この記事では、JavaScriptのsort()メソッドと比較関数(コンパレータ)を組み合わせて、次の順序で要素を並べ替える方法を解説します。

  • 有効な数値(先頭)
  • 文字列リテラル(中間)
  • NaN(末尾)

実装コード

以下がそのコード例です。

const arr = [344, 'gfd', NaN, '', 15, 'f', 176, NaN, 736, NaN, 872, 859,
'string', 13, 'new', NaN, 75];
const sorter = (a, b) => {
    if(a !== a){
        return 1;
    } else if(b !== b){
        return -1;
    }
    return typeof a === 'number' ? -1 : 1;
};
arr.sort(sorter);
console.log(arr);

コードの解説

この比較関数の鍵となるのは、NaNの特殊な性質を利用した判定方法です。JavaScriptでは、NaNは自分自身と等しくない(NaN !== NaN が true になる)というユニークな特性を持っています。そのため、「a !== a」が true であれば、aはNaNであると確定できます。
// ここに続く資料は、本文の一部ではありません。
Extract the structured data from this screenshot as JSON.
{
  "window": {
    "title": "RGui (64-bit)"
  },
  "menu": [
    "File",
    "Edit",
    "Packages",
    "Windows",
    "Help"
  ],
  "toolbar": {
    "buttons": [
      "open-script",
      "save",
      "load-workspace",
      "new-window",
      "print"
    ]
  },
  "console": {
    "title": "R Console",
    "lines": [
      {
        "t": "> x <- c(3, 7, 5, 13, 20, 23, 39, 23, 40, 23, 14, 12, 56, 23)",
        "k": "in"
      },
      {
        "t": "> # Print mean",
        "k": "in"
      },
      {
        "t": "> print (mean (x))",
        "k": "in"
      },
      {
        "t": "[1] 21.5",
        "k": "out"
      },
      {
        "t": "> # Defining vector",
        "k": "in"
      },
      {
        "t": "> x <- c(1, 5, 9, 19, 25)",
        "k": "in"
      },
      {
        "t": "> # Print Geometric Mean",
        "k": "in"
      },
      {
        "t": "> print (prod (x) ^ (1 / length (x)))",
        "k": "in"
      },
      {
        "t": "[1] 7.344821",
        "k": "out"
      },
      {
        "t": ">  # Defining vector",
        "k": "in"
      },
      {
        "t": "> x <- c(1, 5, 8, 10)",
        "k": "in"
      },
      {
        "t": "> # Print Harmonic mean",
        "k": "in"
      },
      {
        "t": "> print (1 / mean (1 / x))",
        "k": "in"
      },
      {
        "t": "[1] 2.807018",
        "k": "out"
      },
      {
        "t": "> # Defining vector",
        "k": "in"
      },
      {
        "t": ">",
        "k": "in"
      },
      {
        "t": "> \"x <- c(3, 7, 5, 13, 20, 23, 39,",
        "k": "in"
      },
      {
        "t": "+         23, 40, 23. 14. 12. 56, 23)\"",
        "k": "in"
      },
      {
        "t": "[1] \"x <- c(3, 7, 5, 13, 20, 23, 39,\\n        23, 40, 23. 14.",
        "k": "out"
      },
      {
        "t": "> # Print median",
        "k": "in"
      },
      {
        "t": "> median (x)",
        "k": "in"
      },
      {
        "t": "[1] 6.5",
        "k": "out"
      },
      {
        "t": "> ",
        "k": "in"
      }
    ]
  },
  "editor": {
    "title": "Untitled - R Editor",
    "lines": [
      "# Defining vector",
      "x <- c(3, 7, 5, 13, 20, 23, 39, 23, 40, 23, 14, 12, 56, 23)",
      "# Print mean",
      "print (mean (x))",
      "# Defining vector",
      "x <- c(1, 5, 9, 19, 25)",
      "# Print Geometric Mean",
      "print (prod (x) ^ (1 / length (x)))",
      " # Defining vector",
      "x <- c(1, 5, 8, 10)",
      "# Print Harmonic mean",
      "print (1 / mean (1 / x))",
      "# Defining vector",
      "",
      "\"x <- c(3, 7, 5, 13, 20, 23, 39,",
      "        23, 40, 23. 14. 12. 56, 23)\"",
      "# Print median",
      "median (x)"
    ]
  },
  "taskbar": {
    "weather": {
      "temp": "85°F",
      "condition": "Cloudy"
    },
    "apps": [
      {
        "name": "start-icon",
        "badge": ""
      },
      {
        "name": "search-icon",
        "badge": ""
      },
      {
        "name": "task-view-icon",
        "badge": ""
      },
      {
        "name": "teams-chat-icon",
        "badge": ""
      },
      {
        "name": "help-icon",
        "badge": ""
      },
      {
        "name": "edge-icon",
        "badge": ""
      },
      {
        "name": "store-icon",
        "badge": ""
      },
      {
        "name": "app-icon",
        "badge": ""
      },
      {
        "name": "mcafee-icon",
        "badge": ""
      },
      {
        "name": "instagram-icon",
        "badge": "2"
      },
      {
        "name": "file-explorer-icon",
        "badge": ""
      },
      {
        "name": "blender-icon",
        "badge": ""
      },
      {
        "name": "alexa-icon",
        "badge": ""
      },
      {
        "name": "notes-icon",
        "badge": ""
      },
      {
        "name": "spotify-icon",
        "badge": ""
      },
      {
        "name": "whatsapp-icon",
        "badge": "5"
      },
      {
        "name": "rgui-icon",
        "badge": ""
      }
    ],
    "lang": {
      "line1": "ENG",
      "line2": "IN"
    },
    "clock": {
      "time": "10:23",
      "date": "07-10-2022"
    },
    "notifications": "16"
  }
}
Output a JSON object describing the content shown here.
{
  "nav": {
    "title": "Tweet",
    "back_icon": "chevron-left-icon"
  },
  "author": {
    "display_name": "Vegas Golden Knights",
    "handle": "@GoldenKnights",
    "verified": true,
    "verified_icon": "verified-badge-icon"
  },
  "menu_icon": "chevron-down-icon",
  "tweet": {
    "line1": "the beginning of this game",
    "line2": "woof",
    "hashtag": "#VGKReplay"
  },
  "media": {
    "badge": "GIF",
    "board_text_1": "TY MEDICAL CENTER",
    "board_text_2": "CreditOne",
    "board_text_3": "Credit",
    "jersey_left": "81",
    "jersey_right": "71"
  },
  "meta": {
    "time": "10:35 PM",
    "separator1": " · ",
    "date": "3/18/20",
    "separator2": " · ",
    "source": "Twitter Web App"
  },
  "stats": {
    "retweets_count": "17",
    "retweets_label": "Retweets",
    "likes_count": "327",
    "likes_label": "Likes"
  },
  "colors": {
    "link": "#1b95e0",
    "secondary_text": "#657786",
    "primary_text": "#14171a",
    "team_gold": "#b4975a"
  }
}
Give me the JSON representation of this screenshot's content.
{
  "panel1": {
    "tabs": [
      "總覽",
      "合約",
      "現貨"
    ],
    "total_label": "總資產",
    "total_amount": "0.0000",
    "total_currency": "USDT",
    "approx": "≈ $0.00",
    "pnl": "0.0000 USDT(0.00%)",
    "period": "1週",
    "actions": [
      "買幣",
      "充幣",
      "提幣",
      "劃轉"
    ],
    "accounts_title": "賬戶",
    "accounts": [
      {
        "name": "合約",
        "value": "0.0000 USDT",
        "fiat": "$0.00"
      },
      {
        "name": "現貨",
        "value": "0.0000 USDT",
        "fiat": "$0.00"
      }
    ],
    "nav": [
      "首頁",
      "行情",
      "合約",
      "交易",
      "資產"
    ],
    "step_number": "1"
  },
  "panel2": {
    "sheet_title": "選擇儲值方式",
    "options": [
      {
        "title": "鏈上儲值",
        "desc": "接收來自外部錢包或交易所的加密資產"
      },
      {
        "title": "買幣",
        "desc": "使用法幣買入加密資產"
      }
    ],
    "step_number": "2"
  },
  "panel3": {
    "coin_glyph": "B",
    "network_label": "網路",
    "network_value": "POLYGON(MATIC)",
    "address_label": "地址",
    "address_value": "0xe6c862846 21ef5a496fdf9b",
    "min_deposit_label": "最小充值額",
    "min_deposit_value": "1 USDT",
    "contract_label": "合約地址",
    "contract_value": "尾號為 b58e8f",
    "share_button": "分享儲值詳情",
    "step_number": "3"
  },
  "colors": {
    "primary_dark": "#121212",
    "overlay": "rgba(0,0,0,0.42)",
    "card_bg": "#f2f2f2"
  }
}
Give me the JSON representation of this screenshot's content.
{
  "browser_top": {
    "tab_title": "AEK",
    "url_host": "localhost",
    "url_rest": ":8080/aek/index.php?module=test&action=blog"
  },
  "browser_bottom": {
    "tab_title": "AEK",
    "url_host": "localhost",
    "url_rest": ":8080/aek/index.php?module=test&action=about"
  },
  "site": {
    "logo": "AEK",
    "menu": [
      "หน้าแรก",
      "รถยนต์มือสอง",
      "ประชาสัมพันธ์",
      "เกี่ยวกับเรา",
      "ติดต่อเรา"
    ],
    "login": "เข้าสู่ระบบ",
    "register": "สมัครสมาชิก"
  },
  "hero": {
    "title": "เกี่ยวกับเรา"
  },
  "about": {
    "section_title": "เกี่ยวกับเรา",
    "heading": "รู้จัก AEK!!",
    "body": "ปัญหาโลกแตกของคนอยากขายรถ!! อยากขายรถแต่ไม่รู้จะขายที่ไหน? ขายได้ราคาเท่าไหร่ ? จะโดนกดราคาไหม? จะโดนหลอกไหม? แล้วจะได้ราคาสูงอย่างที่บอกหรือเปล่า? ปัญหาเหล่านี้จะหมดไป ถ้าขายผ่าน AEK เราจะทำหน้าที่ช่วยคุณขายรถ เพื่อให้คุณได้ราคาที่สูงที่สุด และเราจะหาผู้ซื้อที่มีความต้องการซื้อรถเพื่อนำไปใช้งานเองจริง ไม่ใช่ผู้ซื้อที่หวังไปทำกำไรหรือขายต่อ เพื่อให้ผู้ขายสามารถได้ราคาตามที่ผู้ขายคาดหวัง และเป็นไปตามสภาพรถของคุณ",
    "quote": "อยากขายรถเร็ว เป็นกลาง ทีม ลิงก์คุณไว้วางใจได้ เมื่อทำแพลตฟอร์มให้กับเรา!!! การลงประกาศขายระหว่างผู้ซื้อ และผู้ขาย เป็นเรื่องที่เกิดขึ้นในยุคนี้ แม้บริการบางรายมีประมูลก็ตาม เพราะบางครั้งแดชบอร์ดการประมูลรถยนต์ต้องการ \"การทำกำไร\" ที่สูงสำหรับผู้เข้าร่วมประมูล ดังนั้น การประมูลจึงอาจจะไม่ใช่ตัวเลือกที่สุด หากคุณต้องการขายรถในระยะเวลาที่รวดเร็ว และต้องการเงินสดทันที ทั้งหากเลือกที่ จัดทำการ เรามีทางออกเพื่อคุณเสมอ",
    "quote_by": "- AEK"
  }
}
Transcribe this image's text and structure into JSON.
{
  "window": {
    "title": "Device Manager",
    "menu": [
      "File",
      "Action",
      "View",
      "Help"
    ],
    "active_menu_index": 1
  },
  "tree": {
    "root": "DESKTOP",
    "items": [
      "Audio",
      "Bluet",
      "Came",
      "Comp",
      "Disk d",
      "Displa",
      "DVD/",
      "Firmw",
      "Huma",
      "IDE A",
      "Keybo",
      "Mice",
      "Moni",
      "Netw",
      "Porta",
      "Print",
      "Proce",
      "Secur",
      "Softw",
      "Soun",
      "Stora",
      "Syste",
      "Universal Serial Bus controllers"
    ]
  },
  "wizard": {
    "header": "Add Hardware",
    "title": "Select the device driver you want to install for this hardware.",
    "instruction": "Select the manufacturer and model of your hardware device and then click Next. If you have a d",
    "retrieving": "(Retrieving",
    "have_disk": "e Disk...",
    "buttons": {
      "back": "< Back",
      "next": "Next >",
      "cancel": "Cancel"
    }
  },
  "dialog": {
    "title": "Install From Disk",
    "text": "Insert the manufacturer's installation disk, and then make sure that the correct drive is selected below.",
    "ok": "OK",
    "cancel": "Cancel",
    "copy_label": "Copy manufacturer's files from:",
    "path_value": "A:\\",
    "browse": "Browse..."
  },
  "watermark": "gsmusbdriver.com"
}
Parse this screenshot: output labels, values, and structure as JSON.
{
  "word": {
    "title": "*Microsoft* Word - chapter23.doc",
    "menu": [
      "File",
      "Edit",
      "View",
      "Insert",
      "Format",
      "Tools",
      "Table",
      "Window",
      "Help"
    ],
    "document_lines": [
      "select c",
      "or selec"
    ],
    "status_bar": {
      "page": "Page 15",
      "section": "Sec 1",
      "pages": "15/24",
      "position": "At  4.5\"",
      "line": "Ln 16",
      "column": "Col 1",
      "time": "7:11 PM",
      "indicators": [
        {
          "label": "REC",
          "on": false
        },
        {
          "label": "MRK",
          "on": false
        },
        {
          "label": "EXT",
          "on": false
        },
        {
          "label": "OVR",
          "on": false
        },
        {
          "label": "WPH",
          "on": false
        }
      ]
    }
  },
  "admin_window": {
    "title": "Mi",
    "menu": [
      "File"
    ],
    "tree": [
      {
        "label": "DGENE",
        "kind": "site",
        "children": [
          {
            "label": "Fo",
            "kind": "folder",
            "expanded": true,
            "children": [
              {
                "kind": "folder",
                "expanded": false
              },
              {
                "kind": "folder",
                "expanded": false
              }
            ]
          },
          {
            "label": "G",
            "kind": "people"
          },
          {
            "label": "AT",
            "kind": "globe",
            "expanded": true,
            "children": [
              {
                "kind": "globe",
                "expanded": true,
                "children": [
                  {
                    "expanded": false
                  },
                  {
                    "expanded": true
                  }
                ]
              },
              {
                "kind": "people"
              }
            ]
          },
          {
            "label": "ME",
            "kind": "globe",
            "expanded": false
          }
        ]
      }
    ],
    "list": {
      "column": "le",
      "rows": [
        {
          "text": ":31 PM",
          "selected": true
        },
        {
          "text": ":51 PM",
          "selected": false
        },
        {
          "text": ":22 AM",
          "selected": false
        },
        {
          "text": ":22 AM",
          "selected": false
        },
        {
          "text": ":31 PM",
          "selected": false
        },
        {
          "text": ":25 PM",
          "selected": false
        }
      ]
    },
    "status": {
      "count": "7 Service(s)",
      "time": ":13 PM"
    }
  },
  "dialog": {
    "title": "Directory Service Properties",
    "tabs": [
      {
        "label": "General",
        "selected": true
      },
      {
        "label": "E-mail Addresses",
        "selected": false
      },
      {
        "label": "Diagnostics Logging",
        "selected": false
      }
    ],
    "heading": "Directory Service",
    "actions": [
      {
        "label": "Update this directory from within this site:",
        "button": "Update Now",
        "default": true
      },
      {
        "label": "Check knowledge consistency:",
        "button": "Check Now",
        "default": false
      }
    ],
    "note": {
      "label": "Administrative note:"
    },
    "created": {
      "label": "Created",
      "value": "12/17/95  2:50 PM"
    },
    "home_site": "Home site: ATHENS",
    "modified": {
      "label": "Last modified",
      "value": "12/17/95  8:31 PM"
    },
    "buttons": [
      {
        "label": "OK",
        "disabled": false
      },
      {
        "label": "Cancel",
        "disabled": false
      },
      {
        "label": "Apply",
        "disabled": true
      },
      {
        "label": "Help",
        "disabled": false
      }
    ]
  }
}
比較関数sorterの戻り値の意味は以下の通りです。

  • aがNaNの場合:1を返すことで、aをbの後ろ(末尾側)に移動させます。
  • bがNaNの場合:-1を返すことで、bをaの後ろ(末尾側)に移動させます。
  • どちらもNaNでない場合:aが数値型なら-1を返して先頭側へ、文字列型なら1を返して後ろ側へ配置します。

実行結果

コンソールには次のように出力されます。

[
    75, 13, 859,
    872, 736, 176,
    15, 344, 'gfd',
    '', 'f', 'string',
    'new', NaN, NaN,
    NaN, NaN
]

ご覧のとおり、数値が先頭に、文字列が中間に、NaNが4つすべて末尾に配置されています。なお、この比較関数は「型による並び順」を優先するため、数値同士の大小順序は保証されません。数値も昇順にソートしたい場合は、比較関数を次のように拡張します。

const sorter = (a, b) => {
    if(a !== a) return 1;      // aがNaN → 末尾へ
    if(b !== b) return -1;     // bがNaN → 末尾へ
    if(typeof a === 'number' && typeof b === 'number'){
        return a - b;          // 数値同士は昇順で比較
    }
    return typeof a === 'number' ? -1 : 1;
};

まとめ

NaNは等価比較において自分自身と一致しないという性質を持つため、sort()の比較関数内で簡単に検出できます。このテクニックを使えば、混在データの配列からNaNだけを確実に末尾へ移動させ、整理された読みやすい配列を得ることができます。